BOZEMAN — When 7 miles of outdated guardrail are replaced along Highway 191 in Gallatin Canyon this summer, the system will meet the same safety standards as other new roadside barriers in Montana. What makes the $1.7 million project different is that Montana State University students produced the drawings and other specifications needed to make it a reality.

 In what's called the Design Unit at MSU, civil engineering undergraduates work alongside Montana Department of Transportation staff to get hands-on experience while lightening the load on an agency that typically has more than 300 projects in its queue, according to Chad Welborn, the program's manager. The students work on up to 10 projects at a time, he said.

 "When (the plans) leave our office, they're ready for the contractor to bid on the project," Welborn said. Other recent projects include a safer road curve near Pony, a multi-use path through Arlee and upgrades to a rest area near Missoula.

(MSU Photo by Adrian Sanchez-Gonzalez.)

 "This program provides outstanding opportunities for our students to apply their education to projects that improve Montana," said Craig Woolard, head of the Department of Civil Engineering in MSU's Norm Asbjornson College of Engineering.

"It's very real-world," said Hannah Joki, a Helena native who started by working in the Design Unit during the summer after her sophomore year. "A lot of internships aren't this hands-on."

 During her two years in the program, Joki helped design replacement culverts near Lookout Pass that will improve roadside drainage and also passage for trout and other fish. Using computer drafting software, she also completed maps needed for permitting multiple other projects.

 The eight students in the Design Unit create stormwater permit maps for MDT projects, according to Danae Giannetti, one of three MDT Design Unit engineers. The students also conduct the annual update of a thick book that specifies standard design details, such as how a guardrail bolts to a post. And the students maintain MDT's maps of all the airports in the state. The program operates as a paid internship in which students typically work full-time during summers and part-time throughout the school year.

 Besides getting real work done for MDT, the program is an opportunity for the agency to invest in students by giving them a solid foundation of knowledge that will serve them well if they go on to work at MDT, according to Design Unit engineer Rod Payne. "We can step back and focus on fundamentals," he said.

 Since MDT began administering the program in partnership with MSU more than 25 years ago, about 60 program alumni have joined MDT for their first job after college, according to Welborn. He estimates that roughly the same number have found work in Montana with companies that contract engineering services with MDT. Joki, who graduated from MSU in May with a bachelor's in civil engineering, will begin her new job this summer as a field engineer in MDT's Kalispell construction field office.

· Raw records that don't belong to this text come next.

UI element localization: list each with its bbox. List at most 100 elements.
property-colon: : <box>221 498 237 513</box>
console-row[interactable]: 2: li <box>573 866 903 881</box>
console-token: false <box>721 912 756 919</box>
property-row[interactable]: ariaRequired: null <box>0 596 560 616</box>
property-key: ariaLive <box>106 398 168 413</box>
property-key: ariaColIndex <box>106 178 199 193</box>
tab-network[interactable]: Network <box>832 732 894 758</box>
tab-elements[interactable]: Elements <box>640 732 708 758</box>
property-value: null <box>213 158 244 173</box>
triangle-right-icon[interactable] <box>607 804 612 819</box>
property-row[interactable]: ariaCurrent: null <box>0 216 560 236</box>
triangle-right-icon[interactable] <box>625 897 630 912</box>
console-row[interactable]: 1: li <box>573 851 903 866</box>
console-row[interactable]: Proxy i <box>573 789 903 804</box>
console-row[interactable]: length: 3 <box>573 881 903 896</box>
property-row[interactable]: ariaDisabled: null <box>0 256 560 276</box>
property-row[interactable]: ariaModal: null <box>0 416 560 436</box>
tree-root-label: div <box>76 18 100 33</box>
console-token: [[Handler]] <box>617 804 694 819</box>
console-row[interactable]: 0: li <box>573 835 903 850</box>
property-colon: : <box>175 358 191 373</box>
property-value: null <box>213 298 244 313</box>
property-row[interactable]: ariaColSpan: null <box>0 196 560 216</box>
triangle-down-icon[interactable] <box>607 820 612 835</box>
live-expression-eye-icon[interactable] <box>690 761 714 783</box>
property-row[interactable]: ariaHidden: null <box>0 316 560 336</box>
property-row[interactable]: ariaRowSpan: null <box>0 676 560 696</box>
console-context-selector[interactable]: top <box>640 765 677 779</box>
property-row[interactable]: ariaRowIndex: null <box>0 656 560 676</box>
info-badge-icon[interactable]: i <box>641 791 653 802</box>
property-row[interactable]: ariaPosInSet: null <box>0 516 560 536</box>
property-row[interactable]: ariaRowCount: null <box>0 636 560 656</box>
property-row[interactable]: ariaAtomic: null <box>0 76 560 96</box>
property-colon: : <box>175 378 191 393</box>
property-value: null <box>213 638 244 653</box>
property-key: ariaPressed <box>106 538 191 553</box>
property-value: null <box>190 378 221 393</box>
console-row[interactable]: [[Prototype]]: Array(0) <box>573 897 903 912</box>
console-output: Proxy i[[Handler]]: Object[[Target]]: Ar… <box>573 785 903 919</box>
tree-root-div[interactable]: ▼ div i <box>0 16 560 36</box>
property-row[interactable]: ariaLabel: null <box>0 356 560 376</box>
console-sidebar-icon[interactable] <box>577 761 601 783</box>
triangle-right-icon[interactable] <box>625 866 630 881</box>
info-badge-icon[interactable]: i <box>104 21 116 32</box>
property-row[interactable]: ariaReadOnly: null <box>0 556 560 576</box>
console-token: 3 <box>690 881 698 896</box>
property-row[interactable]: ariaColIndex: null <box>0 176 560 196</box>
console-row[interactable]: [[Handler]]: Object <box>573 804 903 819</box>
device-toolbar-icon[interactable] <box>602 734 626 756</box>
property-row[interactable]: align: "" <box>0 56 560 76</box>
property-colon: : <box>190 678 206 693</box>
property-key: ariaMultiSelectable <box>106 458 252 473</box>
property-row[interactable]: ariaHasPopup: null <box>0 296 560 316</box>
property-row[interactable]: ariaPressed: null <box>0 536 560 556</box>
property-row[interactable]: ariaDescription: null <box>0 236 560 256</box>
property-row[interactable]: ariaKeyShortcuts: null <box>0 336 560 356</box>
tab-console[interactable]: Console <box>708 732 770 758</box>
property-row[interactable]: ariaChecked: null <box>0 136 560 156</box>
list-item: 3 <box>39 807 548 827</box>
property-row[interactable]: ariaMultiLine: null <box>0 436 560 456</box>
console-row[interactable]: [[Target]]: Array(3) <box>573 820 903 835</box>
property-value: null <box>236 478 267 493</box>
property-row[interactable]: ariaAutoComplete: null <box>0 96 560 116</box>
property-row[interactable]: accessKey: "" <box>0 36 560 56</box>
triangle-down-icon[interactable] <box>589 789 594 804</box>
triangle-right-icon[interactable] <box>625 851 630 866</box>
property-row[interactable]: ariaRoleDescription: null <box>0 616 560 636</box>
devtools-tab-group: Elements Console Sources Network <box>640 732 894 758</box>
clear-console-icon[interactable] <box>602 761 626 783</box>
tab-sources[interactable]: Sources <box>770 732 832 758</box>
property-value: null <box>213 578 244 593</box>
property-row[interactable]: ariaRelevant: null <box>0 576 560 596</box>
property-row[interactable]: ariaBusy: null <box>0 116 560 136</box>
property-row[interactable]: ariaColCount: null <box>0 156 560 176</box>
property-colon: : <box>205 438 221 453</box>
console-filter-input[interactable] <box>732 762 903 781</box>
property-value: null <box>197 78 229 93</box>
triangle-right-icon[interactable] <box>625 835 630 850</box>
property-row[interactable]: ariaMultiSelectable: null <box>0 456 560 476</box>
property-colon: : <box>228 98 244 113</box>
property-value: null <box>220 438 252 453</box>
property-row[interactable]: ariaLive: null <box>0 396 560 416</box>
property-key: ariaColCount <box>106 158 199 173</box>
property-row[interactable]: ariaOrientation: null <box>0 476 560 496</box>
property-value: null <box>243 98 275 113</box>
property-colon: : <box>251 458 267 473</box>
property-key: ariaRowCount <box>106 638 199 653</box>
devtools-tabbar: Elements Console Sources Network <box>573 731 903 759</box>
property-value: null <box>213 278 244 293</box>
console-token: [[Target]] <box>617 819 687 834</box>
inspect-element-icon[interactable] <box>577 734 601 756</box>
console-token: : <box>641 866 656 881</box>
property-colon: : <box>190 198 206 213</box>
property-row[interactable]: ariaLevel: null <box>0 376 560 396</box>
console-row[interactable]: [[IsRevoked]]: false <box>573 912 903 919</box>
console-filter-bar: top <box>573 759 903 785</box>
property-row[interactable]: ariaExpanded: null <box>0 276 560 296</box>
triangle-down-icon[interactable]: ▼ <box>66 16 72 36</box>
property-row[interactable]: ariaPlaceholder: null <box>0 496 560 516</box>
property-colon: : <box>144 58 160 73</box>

 Dwane Kailey, who worked for more than a year in the Design Unit starting in 1992, also got a job at MDT following graduation. Now he is a chief engineer at MDT and administers the agency's Highways and Engineering Division.

 "The thing I liked about it was that it supplied us with a lot of practical experience," Kailey said. While designing a renovation of the main road through Big Timber, his adviser taught him the importance of meticulously documenting each design decision -- a skill that has served him well, he said.

 That's one reason why Design Unit students are so sought-after by MDT following graduation. They have projects waiting for them, Kailey said. "They're able to hit the ground running, jump right in and start designing away."